FLARE: Fusing Language Models and Collaborative Architectures for Recommender Enhancement
Liam Hebert, Marialena Kyriakidi, Hubert Pham, Krishna Sayana, James Pine, Sukhdeep Sodhi, Ambarish Jash
TL;DR
Problem: conventional item-ID recommender baselines can be optimistic unless baselines are carefully tuned; text metadata shows promise but requires fair comparison. Approach: Flare combines ID embeddings with a frozen text encoder via a Perceiver to fuse textual item context with collaborative signals, trained with MLM and a contrastive loss, plus a critiquing modality to steer predictions. Contributions: updated strong Bert4Rec baselines, competitive performance of Flare on standard and large-vocabulary datasets, introduction of critiquing as an evaluation method, and comprehensive ablations validating component roles.
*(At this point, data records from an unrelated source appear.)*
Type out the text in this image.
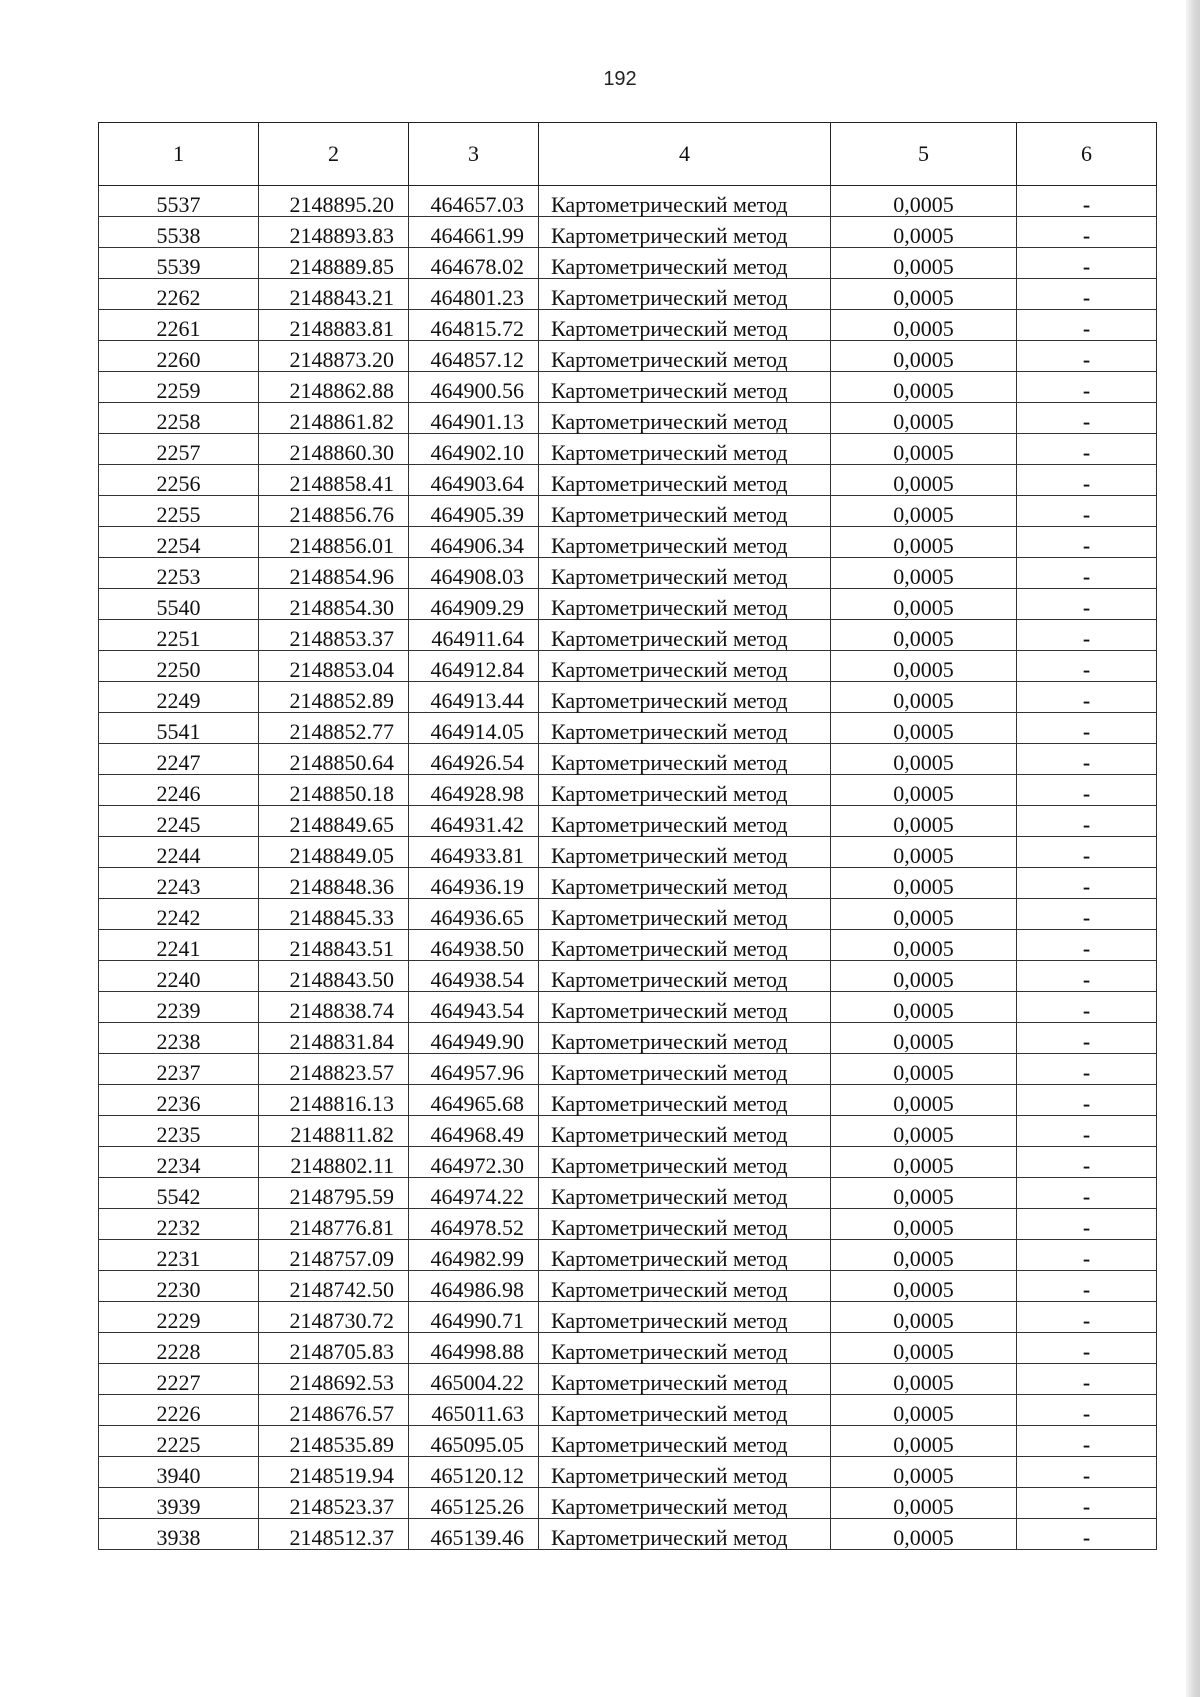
192
1	2	3	4	5	6
5537	2148895.20	464657.03	Картометрический метод	0,0005	-
5538	2148893.83	464661.99	Картометрический метод	0,0005	-
5539	2148889.85	464678.02	Картометрический метод	0,0005	-
2262	2148843.21	464801.23	Картометрический метод	0,0005	-
2261	2148883.81	464815.72	Картометрический метод	0,0005	-
2260	2148873.20	464857.12	Картометрический метод	0,0005	-
2259	2148862.88	464900.56	Картометрический метод	0,0005	-
2258	2148861.82	464901.13	Картометрический метод	0,0005	-
2257	2148860.30	464902.10	Картометрический метод	0,0005	-
2256	2148858.41	464903.64	Картометрический метод	0,0005	-
2255	2148856.76	464905.39	Картометрический метод	0,0005	-
2254	2148856.01	464906.34	Картометрический метод	0,0005	-
2253	2148854.96	464908.03	Картометрический метод	0,0005	-
5540	2148854.30	464909.29	Картометрический метод	0,0005	-
2251	2148853.37	464911.64	Картометрический метод	0,0005	-
2250	2148853.04	464912.84	Картометрический метод	0,0005	-
2249	2148852.89	464913.44	Картометрический метод	0,0005	-
5541	2148852.77	464914.05	Картометрический метод	0,0005	-
2247	2148850.64	464926.54	Картометрический метод	0,0005	-
2246	2148850.18	464928.98	Картометрический метод	0,0005	-
2245	2148849.65	464931.42	Картометрический метод	0,0005	-
2244	2148849.05	464933.81	Картометрический метод	0,0005	-
2243	2148848.36	464936.19	Картометрический метод	0,0005	-
2242	2148845.33	464936.65	Картометрический метод	0,0005	-
2241	2148843.51	464938.50	Картометрический метод	0,0005	-
2240	2148843.50	464938.54	Картометрический метод	0,0005	-
2239	2148838.74	464943.54	Картометрический метод	0,0005	-
2238	2148831.84	464949.90	Картометрический метод	0,0005	-
2237	2148823.57	464957.96	Картометрический метод	0,0005	-
2236	2148816.13	464965.68	Картометрический метод	0,0005	-
2235	2148811.82	464968.49	Картометрический метод	0,0005	-
2234	2148802.11	464972.30	Картометрический метод	0,0005	-
5542	2148795.59	464974.22	Картометрический метод	0,0005	-
2232	2148776.81	464978.52	Картометрический метод	0,0005	-
2231	2148757.09	464982.99	Картометрический метод	0,0005	-
2230	2148742.50	464986.98	Картометрический метод	0,0005	-
2229	2148730.72	464990.71	Картометрический метод	0,0005	-
2228	2148705.83	464998.88	Картометрический метод	0,0005	-
2227	2148692.53	465004.22	Картометрический метод	0,0005	-
2226	2148676.57	465011.63	Картометрический метод	0,0005	-
2225	2148535.89	465095.05	Картометрический метод	0,0005	-
3940	2148519.94	465120.12	Картометрический метод	0,0005	-
3939	2148523.37	465125.26	Картометрический метод	0,0005	-
3938	2148512.37	465139.46	Картометрический метод	0,0005	-
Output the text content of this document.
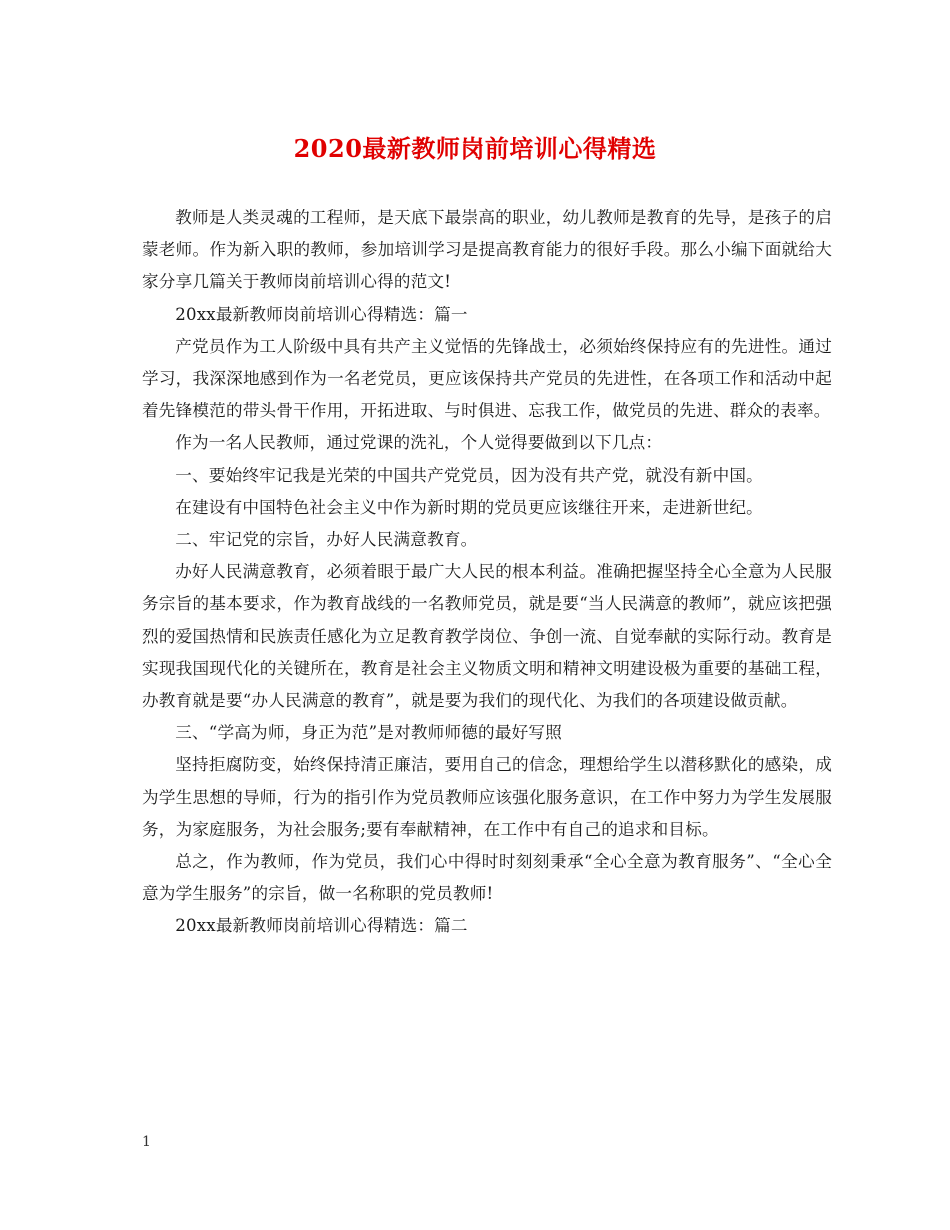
2020最新教师岗前培训心得精选

教师是人类灵魂的工程师，是天底下最崇高的职业，幼儿教师是教育的先导，是孩子的启蒙老师。作为新入职的教师，参加培训学习是提高教育能力的很好手段。那么小编下面就给大家分享几篇关于教师岗前培训心得的范文!

20xx最新教师岗前培训心得精选：篇一

产党员作为工人阶级中具有共产主义觉悟的先锋战士，必须始终保持应有的先进性。通过学习，我深深地感到作为一名老党员，更应该保持共产党员的先进性，在各项工作和活动中起着先锋模范的带头骨干作用，开拓进取、与时俱进、忘我工作，做党员的先进、群众的表率。

作为一名人民教师，通过党课的洗礼，个人觉得要做到以下几点：

一、要始终牢记我是光荣的中国共产党党员，因为没有共产党，就没有新中国。

在建设有中国特色社会主义中作为新时期的党员更应该继往开来，走进新世纪。

二、牢记党的宗旨，办好人民满意教育。

办好人民满意教育，必须着眼于最广大人民的根本利益。准确把握坚持全心全意为人民服务宗旨的基本要求，作为教育战线的一名教师党员，就是要“当人民满意的教师”，就应该把强烈的爱国热情和民族责任感化为立足教育教学岗位、争创一流、自觉奉献的实际行动。教育是实现我国现代化的关键所在，教育是社会主义物质文明和精神文明建设极为重要的基础工程，办教育就是要“办人民满意的教育”，就是要为我们的现代化、为我们的各项建设做贡献。

三、“学高为师，身正为范”是对教师师德的最好写照

坚持拒腐防变，始终保持清正廉洁，要用自己的信念，理想给学生以潜移默化的感染，成为学生思想的导师，行为的指引作为党员教师应该强化服务意识，在工作中努力为学生发展服务，为家庭服务，为社会服务;要有奉献精神，在工作中有自己的追求和目标。

总之，作为教师，作为党员，我们心中得时时刻刻秉承“全心全意为教育服务”、“全心全意为学生服务”的宗旨，做一名称职的党员教师!

20xx最新教师岗前培训心得精选：篇二

1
Significance: demonstrates a scalable, critique-enabled hybrid framework for leveraging textual context in web-scale recommendations, with implications for practical deployment and future research on vocabulary size and in-domain LM tuning.
Abstract
Recent proposals in recommender systems represent items with their textual description, using a large language model. They show better results on standard benchmarks compared to an item ID-only model, such as Bert4Rec. In this work, we revisit the often-used Bert4Rec baseline and show that with further tuning, Bert4Rec significantly outperforms previously reported numbers, and in some datasets, is competitive with state-of-the-art models. With revised baselines for item ID-only models, this paper also establishes new competitive results for architectures that combine IDs and textual descriptions. We demonstrate this with Flare (Fusing Language models and collaborative Architectures for Recommender Enhancement). Flare is a novel hybrid sequence recommender that integrates a language model with a collaborative filtering model using a Perceiver network. Prior studies focus evaluation on datasets with limited-corpus size, but many commercially-applicable recommender systems common on the web must handle larger corpora. We evaluate Flare on a more realistic dataset with a significantly larger item vocabulary, introducing new baselines for this setting. This paper also showcases Flare's inherent ability to support critiquing, enabling users to provide feedback and refine recommendations. We leverage critiquing as an evaluation method to assess the model's language understanding and its transferability to the recommendation task.